Muhammad Abduh dan Jamaluudin Al-Afghani berpendapat bahwa, masuknya berbagai macam bid’ah ke dalam Islamlah yang membuat umat Islam lupa akan ajaran-ajaran Islam yang sebenarnya. Modifikasi-modifikasi itulah yang mewujutkan umat Islam di seluruh dunia kemudian jauh menyeleweng keluar dari rel ajaran Islam yang sebenarnya. Oleh sebab itu, menurutnya umat muslimin harus di beri peluasan pemahaman dari kekakuannya dan faham-faham yang jauh dari ajaran Islam harus di keluarkan dari tubuh Islam. Selain itu, umat muslimin harus kembali ke ajaran Islam yang seperti yang pernah di praktekan oleh Muhammad SWA, sahabat, dan ulama-ulama besar seperti di era mereka yang penuh kegemilangan.
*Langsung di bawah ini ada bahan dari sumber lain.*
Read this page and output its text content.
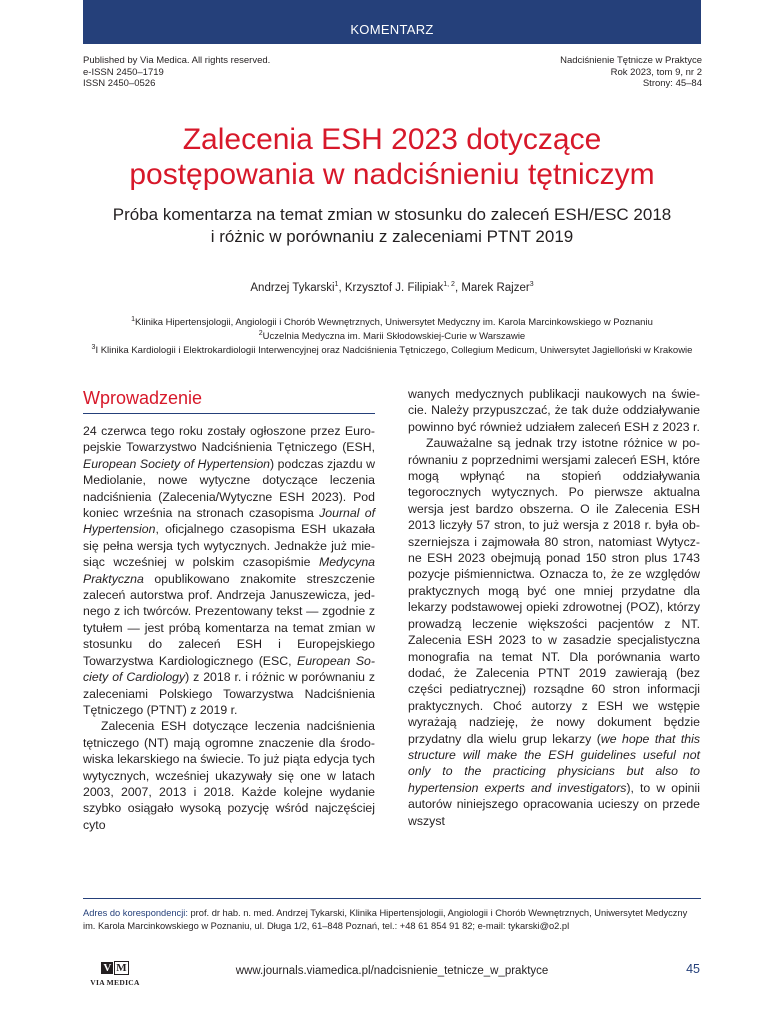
KOMENTARZ
Published by Via Medica. All rights reserved.
e-ISSN 2450–1719
ISSN 2450–0526
Nadciśnienie Tętnicze w Praktyce
Rok 2023, tom 9, nr 2
Strony: 45–84
Zalecenia ESH 2023 dotyczące
postępowania w nadciśnieniu tętniczym
Próba komentarza na temat zmian w stosunku do zaleceń ESH/ESC 2018
i różnic w porównaniu z zaleceniami PTNT 2019
Andrzej Tykarski$^1$, Krzysztof J. Filipiak$^{1, 2}$, Marek Rajzer$^3$
$^1$Klinika Hipertensjologii, Angiologii i Chorób Wewnętrznych, Uniwersytet Medyczny im. Karola Marcinkowskiego w Poznaniu
$^2$Uczelnia Medyczna im. Marii Skłodowskiej-Curie w Warszawie
$^3$I Klinika Kardiologii i Elektrokardiologii Interwencyjnej oraz Nadciśnienia Tętniczego, Collegium Medicum, Uniwersytet Jagielloński w Krakowie
Wprowadzenie

24 czerwca tego roku zostały ogłoszone przez Europejskie Towarzystwo Nadciśnienia Tętniczego (ESH, European Society of Hypertension) podczas zjazdu w Mediolanie, nowe wytyczne dotyczące leczenia nadciśnienia (Zalecenia/Wytyczne ESH 2023). Pod koniec września na stronach czasopisma Journal of Hypertension, oficjalnego czasopisma ESH ukazała się pełna wersja tych wytycznych. Jednakże już miesiąc wcześniej w polskim czasopiśmie Medycyna Praktyczna opublikowano znakomite streszczenie zaleceń autorstwa prof. Andrzeja Januszewicza, jednego z ich twórców. Prezentowany tekst — zgodnie z tytułem — jest próbą komentarza na temat zmian w stosunku do zaleceń ESH i Europejskiego Towarzystwa Kardiologicznego (ESC, European Society of Cardiology) z 2018 r. i różnic w porównaniu z zaleceniami Polskiego Towarzystwa Nadciśnienia Tętniczego (PTNT) z 2019 r.

Zalecenia ESH dotyczące leczenia nadciśnienia tętniczego (NT) mają ogromne znaczenie dla środowiska lekarskiego na świecie. To już piąta edycja tych wytycznych, wcześniej ukazywały się one w latach 2003, 2007, 2013 i 2018. Każde kolejne wydanie szybko osiągało wysoką pozycję wśród najczęściej cyto

wanych medycznych publikacji naukowych na świecie. Należy przypuszczać, że tak duże oddziaływanie powinno być również udziałem zaleceń ESH z 2023 r.

Zauważalne są jednak trzy istotne różnice w porównaniu z poprzednimi wersjami zaleceń ESH, które mogą wpłynąć na stopień oddziaływania tegorocznych wytycznych. Po pierwsze aktualna wersja jest bardzo obszerna. O ile Zalecenia ESH 2013 liczyły 57 stron, to już wersja z 2018 r. była obszerniejsza i zajmowała 80 stron, natomiast Wytyczne ESH 2023 obejmują ponad 150 stron plus 1743 pozycje piśmiennictwa. Oznacza to, że ze względów praktycznych mogą być one mniej przydatne dla lekarzy podstawowej opieki zdrowotnej (POZ), którzy prowadzą leczenie większości pacjentów z NT. Zalecenia ESH 2023 to w zasadzie specjalistyczna monografia na temat NT. Dla porównania warto dodać, że Zalecenia PTNT 2019 zawierają (bez części pediatrycznej) rozsądne 60 stron informacji praktycznych. Choć autorzy z ESH we wstępie wyrażają nadzieję, że nowy dokument będzie przydatny dla wielu grup lekarzy (we hope that this structure will make the ESH guidelines useful not only to the practicing physicians but also to hypertension experts and investigators), to w opinii autorów niniejszego opracowania ucieszy on przede wszyst

Adres do korespondencji: prof. dr hab. n. med. Andrzej Tykarski, Klinika Hipertensjologii, Angiologii i Chorób Wewnętrznych, Uniwersytet Medyczny im. Karola Marcinkowskiego w Poznaniu, ul. Długa 1/2, 61–848 Poznań, tel.: +48 61 854 91 82; e-mail: tykarski@o2.pl
V M
VIA MEDICA
www.journals.viamedica.pl/nadcisnienie_tetnicze_w_praktyce	45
Tentunya hal yang seperti ini masih terlihat sempit, dimana konteks sekarang akan di bawa ke konteks yang zaman dulu. Dalam padangan Muhammad Abduh yang menarik juga adalah ia menilai bahwa untuk umat muslimin tidak sekedar cukup hanya kembali kepada ke ajaran-ajaran asli itu, dalam pengertian metode klasik yang di sesuaikan dengan zaman klasik. karena zaman dan suasana umat muslimin dunia sekarang telah jauh berubah dari zaman klasik maka semestinya harus ada penyesuaian dengan keadaan modern sekarang ini. Penyesuaian yang di maksut dalam padangan Muhammad Abduh  lebih ber-orientasi pada pandangan faham Ibn Taimiyah, yang mengatakan bahwa ajaran-ajaran Islam itu memiliki dua kajian utama yaitu di bidang ibadah dan mu’amallah (hidup kemasyarakatan manusia). Muhammad Abduh menilai bahwa ajaran-ajaran yang terdapat dalam Al-Qur’an dan Hadis yang mengenai hal ibadah adalah bersifat tegas, jelas dan terperinci. Sebaliknya ajaran yang mengenai hidup kemasyarakatan umat hanya merupakan prinsip umum  yang merupakan dasar-dasar dan prinsip-prisnsip umum yang tidak terperinci. Karena prinsip itu bersifat umum tampa perincian, Muhammad Abduh berpendapat semua itu mengenai kebutuhan manusia hubungan sosial di bumi dapat di sesuaikan dengan tuntutan di setiap eranya, atau mengikuti perkembangan zaman.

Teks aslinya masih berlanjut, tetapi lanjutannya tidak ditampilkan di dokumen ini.